I am about halfway through Where are the Customer's Yachts as well as Riding the Bear. I find that Yachts is a good counterweight to Riding the Bear, believe it or not.

Both books ought to be read by every perma-bull who believes that "stocks only go up," but I doubt that they will bother, and when the next bear market occurs, as they always do, they will be very surprised, and very hurt, and very angry, but they won't really understand what hit them, or why. Riding the Bear does a very good job of debunking the self-serving "buy-and-hold" research that brokerage firms tout. As he points out, no successful professional investor follows that advice, not even Warren Buffett. Even such "buy-and-hold" gurus as Peter Lynch turned over the investments at Fidelity Magellan as much as 300% per year when he ran it. But Riding the Bear suffers from a belief in chartism, that is, "buy" and "sell" signals, based on MACD, and such. He wants to prevent investors from buying high and selling low, which is admirable, but I question whether chartism is the way to achieve that.

As the author of Yachts points out, there are people all over the world who study the patterns of blackjack tables, and the like, in order to discern a pattern, and the sad thing is that some of them actually discern a pattern.
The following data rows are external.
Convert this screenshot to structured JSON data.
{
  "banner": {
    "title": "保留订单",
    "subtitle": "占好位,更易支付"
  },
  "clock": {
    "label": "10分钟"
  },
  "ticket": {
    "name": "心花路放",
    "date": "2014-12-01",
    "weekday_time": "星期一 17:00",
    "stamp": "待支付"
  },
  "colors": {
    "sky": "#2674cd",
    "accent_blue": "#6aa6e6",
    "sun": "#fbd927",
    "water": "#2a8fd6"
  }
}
He asks "If a man has tossed a coin "heads" four times in succession, which do you think he is more likely to toss the fifth time, heads or tails?" If you think he is more likely to toss heads or tails, you shouldn't be in the investment game.
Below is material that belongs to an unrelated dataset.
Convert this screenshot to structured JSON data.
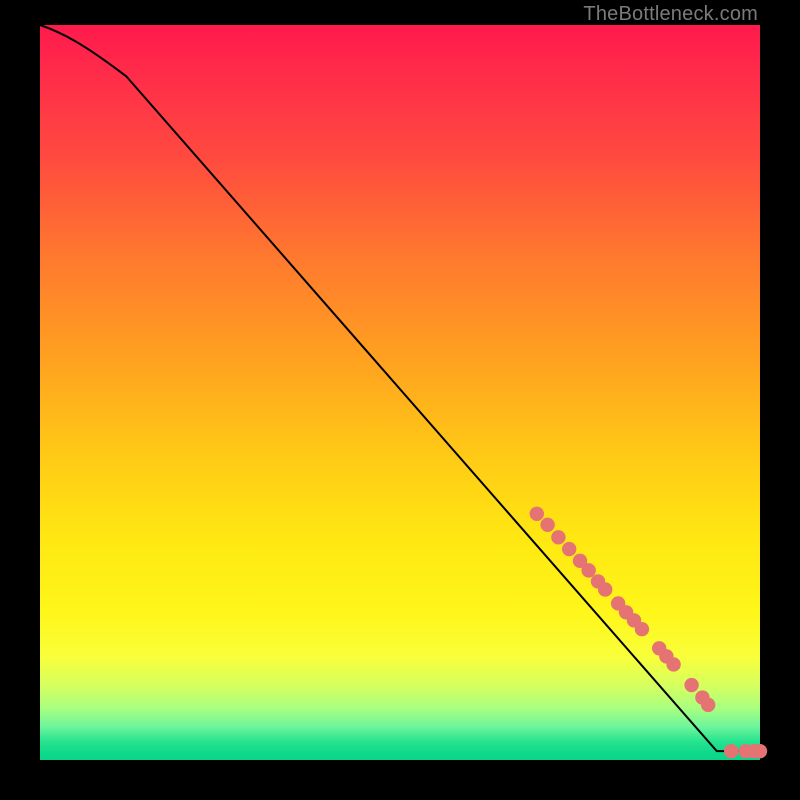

Where are the Customer's Yachts is just a pure joy - if only because it tells you what to do when you get a margin call. "Probably the best thing to do is to use the Natural-Instinctive method. This consists of picking up a telephone and telling the broker to go climb a rope, or do anything else with a rope that his fancy dictates, but you won't send him any more money. This has some definite advantages, not the least of them that it helps relieve the feelings. The broker will sell you out and will then mail you some odd change that is left over. Since this amount is too small to put back in the bank, you will probably do something really useful with it, like put linoleum on the kitchen floor. If the stocks that were sold out immediately start booming upwards again you can meet that difficulty by ceasing to read the financial page."